Petraeus made his comments after a transition ceremony as the 1st Armored Division, which is based in Wiesbaden, Germany, assumed command of northern Iraq from the Hawaii-based 25th Infantry Division.
The new commander for the region, Maj. Gen. Mark Hertling, said the number of attacks so far in October had dropped by 300 from the previous month, although he did not provide more specific numbers.
Rear Adm. Greg Smith, a U.S. military spokesman, told reporters that that more than 67,000 Iraqis have so far joined the ranks of "concerned citizens," U.S. military parlance for Sunni Arab groups who have joined them in the fight against al Qaeda. He said of these, 17,000 have applied to join Iraq's security forces.

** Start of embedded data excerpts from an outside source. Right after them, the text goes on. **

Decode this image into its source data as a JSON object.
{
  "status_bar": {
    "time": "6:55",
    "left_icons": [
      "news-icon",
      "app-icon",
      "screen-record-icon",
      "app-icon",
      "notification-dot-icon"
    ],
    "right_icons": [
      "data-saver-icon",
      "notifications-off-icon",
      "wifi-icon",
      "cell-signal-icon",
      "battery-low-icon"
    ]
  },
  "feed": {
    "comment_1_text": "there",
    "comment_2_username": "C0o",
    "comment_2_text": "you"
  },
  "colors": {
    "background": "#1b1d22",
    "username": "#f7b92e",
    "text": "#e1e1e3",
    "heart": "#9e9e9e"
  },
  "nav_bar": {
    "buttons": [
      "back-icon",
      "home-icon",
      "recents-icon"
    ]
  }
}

On the continuing efforts to resolve the standoff over a threatened Turkish incursion against Kurdish rebels in northern Iraq, Gen. David Petraeus said the military was playing a role in trying to defuse the tensions, but he declined to elaborate. "I am actually not going to say anything about what we may be doing with our longstanding NATO allies [and] Turkey although we clearly are doing things with them, nor will I say what we are doing with our Iraqi partners to endeavor to stabilize the situation to ensure that the sides are talking and taking actions to reduce the tension and eventually resolve some of the differences," he said.